Rise in assaults and hate crime on north-east police during lockdown
It comes as the north-east’s police commander, Chief Superintendent George Macdonald highlighted an “unacceptable” rise in assaults and hate crime targeted at his officers and staff in Aberdeen.
Senior officers have highlighted a 9.5% increase in police assaults in the north-east, compared to a 6.7% rise across Scotland.
Last year, Police Scotland made an assault pledge to ensure the safety of personnel, due to the growing national problem.
Nationally, 86% of assaults on staff and 13% on officers happen within a police premises, usually at custody centres.
Between April and September last year, more than a fifth of all hate crime victims in the city were police.
The hate crime wave peaked in July and tended to be “isolated and low-level” incidents, according to a new report.

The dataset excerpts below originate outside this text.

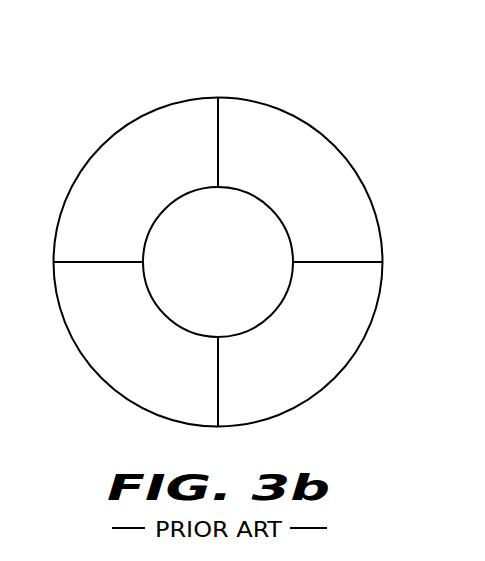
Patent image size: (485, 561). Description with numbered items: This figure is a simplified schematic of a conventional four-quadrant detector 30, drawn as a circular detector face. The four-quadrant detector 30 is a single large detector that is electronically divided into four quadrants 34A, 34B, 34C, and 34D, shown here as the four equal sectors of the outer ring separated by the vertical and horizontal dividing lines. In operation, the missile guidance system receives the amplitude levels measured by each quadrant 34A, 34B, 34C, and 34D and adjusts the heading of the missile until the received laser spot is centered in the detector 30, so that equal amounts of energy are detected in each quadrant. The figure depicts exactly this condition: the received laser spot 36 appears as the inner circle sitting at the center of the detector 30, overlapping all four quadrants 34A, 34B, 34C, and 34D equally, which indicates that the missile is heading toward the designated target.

The four-quadrant detector 30 is at (313, 62).
The quadrant 34A is at (108, 165).
The quadrant 34B is at (328, 163).
The quadrant 34C is at (328, 358).
The quadrant 34D is at (108, 360).
The received laser spot 36 is at (190, 313).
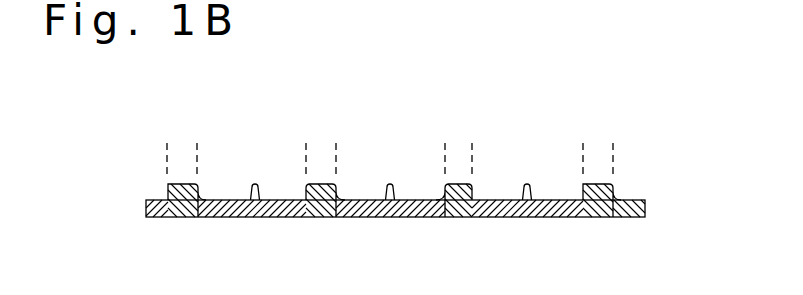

Ahead of presenting the paper to councillors next week, Ch Supt Macdonald wrote: “Hate crime against police officers and staff generally forms part of a broader set of circumstances where persons have encountered the police.
“The figure of 22%, while unacceptable, may well indicate a decreasing tolerance amongst officers and staff to being subjected to this kind of behaviour and also increased confidence to report it.
“This may be due in part to the support being offered to them by North East Division.”
Liberal Democrat councillor Martin Greig, a former of the Grampian Police board, hit out at the thugs behind the rise in attacks, adding: “Our local police are so closely integrated into the life of the city and the north-east that an assault against them feels like a direct attack on the community.
“We all suffer when there is violence against a police officer or staff.
“The police work in highly pressurised conditions and are professionally trained to protect victims – so it is all the more worrying when they themselves become victims.”